Running and my mental health

I’ve often considered composing a blog about how running has helped or affected me mentally but never actually had the nerve or wherewithal to sit down and write it.

But since it’s World Mental Health Day there’s no better time I suppose.

Then again, who cares about what I think? Who set me up as some sort of ‘expert’ on the subject? Who even do I think I am? You get the picture … they’re questions that get to the very core of who I am or, at least, give an insight into my own opinion of myself.

Full disclosure … I’m not a fan of myself. I’ve never been and I doubt I ever will. I constantly fear that I come across as full of my own self-importance, that I’m big-headed, that I’m needy, that I’m lesser than everyone else, a failure.

Earlier this decade I went through 16 months of Cognitive Behavioural Therapy until I was unceremoniously dumped by my counsellor. No warning, no gradual winding down of the sessions, she even gave me ‘homework’ at my last session – a pretty intense task as well – only to abruptly end them, not even in person but hiding behind my GP’s secretary, and for a long, long time that sudden ending to my weekly sessions really hit me badly.
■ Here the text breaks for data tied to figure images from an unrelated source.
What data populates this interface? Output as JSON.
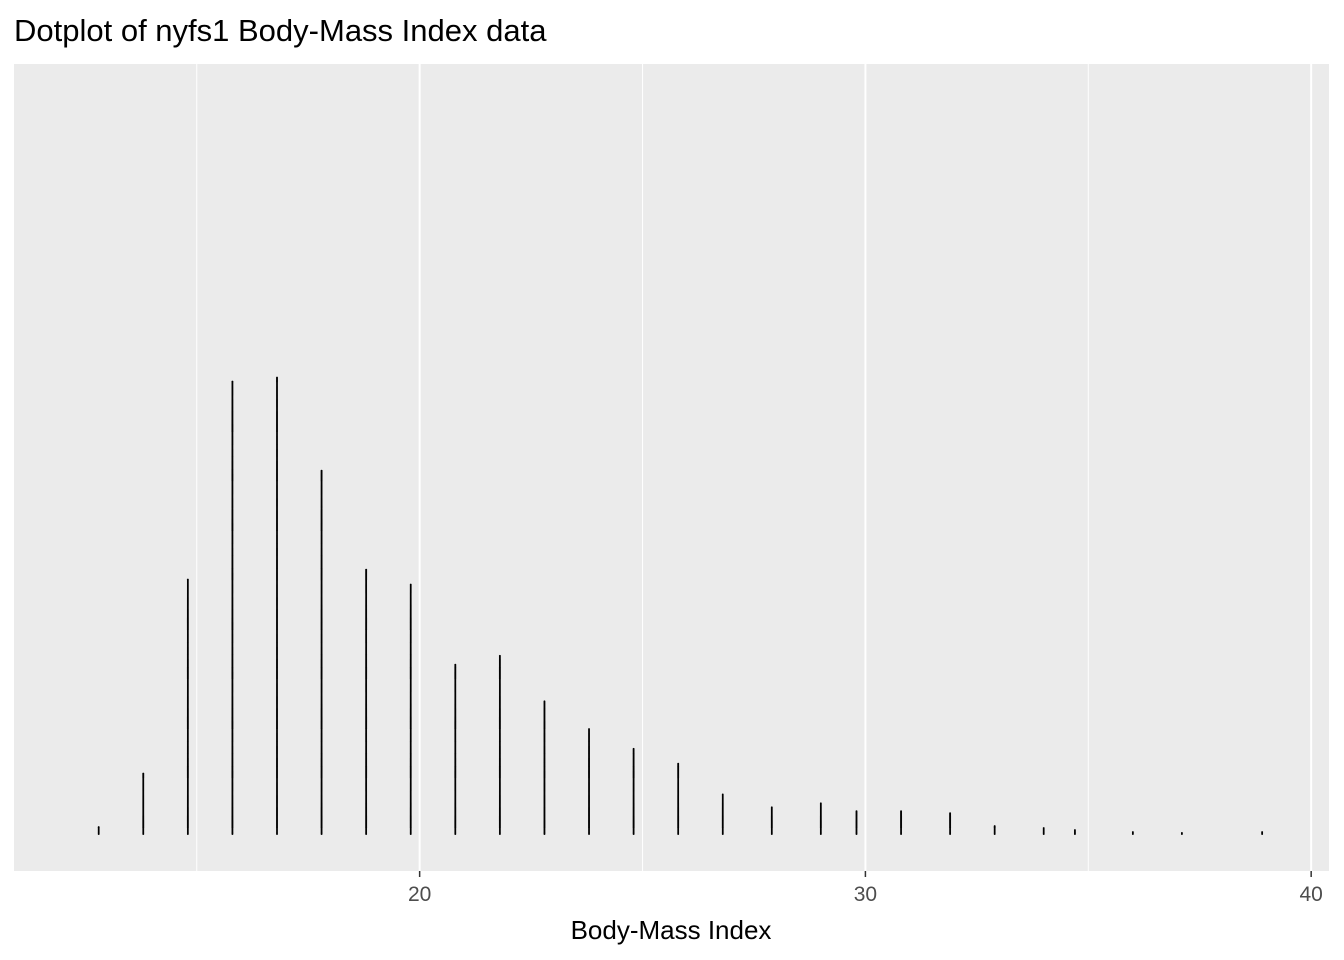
{
  "chart_data": {
    "type": "dotplot",
    "title": "Dotplot of nyfs1 Body-Mass Index data",
    "xlabel": "Body-Mass Index",
    "ylabel": "",
    "xlim": [
      10.9,
      40.4
    ],
    "x_ticks": [
      20,
      30,
      40
    ],
    "x_tick_labels": [
      "20",
      "30",
      "40"
    ],
    "x_minor_ticks": [
      15,
      25,
      35
    ],
    "grid": true,
    "legend": "none",
    "colors": {
      "panel": "#ebebeb",
      "grid": "#ffffff",
      "dots": "#000000",
      "tick_label": "#4d4d4d"
    },
    "stacks": [
      {
        "x": 12.8,
        "count": 8
      },
      {
        "x": 13.8,
        "count": 62
      },
      {
        "x": 14.8,
        "count": 258
      },
      {
        "x": 15.8,
        "count": 458
      },
      {
        "x": 16.8,
        "count": 462
      },
      {
        "x": 17.8,
        "count": 368
      },
      {
        "x": 18.8,
        "count": 268
      },
      {
        "x": 19.8,
        "count": 253
      },
      {
        "x": 20.8,
        "count": 172
      },
      {
        "x": 21.8,
        "count": 181
      },
      {
        "x": 22.8,
        "count": 135
      },
      {
        "x": 23.8,
        "count": 107
      },
      {
        "x": 24.8,
        "count": 87
      },
      {
        "x": 25.8,
        "count": 72
      },
      {
        "x": 26.8,
        "count": 41
      },
      {
        "x": 27.9,
        "count": 28
      },
      {
        "x": 29.0,
        "count": 32
      },
      {
        "x": 29.8,
        "count": 24
      },
      {
        "x": 30.8,
        "count": 24
      },
      {
        "x": 31.9,
        "count": 22
      },
      {
        "x": 32.9,
        "count": 9
      },
      {
        "x": 34.0,
        "count": 7
      },
      {
        "x": 34.7,
        "count": 5
      },
      {
        "x": 36.0,
        "count": 3
      },
      {
        "x": 37.1,
        "count": 2
      },
      {
        "x": 38.9,
        "count": 3
      }
    ]
  }
}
I just couldn’t handle it. She was a professional, she was paid to listen to me but even she couldn’t stick me. If she wasn’t prepared to do it, then why should anyone else?

Then I discovered running. What a revelation! What a change it has made to my life!

From my first tentative steps in putting myself through the NHS C25K programme to my first marathon running has given me the chance to escape all my worries. When I’m out running my only immediate concern is my next step, my next kilometre or my next mile.

Running has allowed me to process the current issues in my life, quite often bringing clarity to a situation where none existed beforehand.

Running has opened up so many wonderful things over the past two-and-a-half years that I would never otherwise have experienced. I have met so many amazing people and felt things I never imagined possible … the sense of euphoria at crossing the finishing line, the pushing of another boundary, the smashing of another glass ceiling.

I have all my medals, 40+ and counting, on the wall beside my desk but deliberately just out of sight. Looking straightahead at my monitor typing this I can’t see them, but turn my head a little to the left and there they are, in all their glory, reminding me what I’ve done and what I can do. I always get a little lift seeing them there.

I’m chronically shy. I withdraw in a crowd of people. I lack the confidence to engage with others. I worry (no, I know) this makes me appear aloof and unwelcoming when the polar opposite is the case … but my own insecurities stop me from being any different.

Yet, because of running, I joined my local club. That in itself was a huge leap on my part. I’m slow, I’ll always be slow and I really worried that I’d be like a fish out of water amongst the rest of them. A little fat 46-year-old alongside these athletes.

But, in less than a year, I now look after the club website and the majority of press relations. I often worry that I don’t do a decent job, that I’m only in the position because no-one else wants it yet when I get positive comments (oops, remember what I said earlier about being big-headed?) I’m on cloud nine, I feel like my very existence and presence is vindicated.

I can go to club sessions on a Monday night and feel I’m amongst friends. For a notorious loner that is a huge thing. I can go to races and be guaranteed support simply because of the shirt I’m wearing. That is massive.

I still worry myself sick before each and every run, even a short training outing. What if I’m even more useless than normal? What if I can’t do it? What if someone sees me and mocks me? I favour running in the dark or running in quiet areas for those very reasons.

However, I keep doing it, I keep putting myself through it even if sometimes it takes me all day to work up the courage to go out.

Why? Because running has really helped me develop as a person. It has taught me that no matter the hurdle or challenge in front of me I have the strength buried deep within to handle it, to face it head on.

I guess that’s the point of this blog.

Running is much more than putting one foot in front of another, it has instilled within me a belief in myself that I never realised existed before.

I’m not fixed or cured. I’ll never be that, but I am a much ‘better’ person because of running.

Apologies for the length of this post, and well done for sticking me out until the end, but thank-you for doing so. I hope I’ve helped or inspired you in some small way.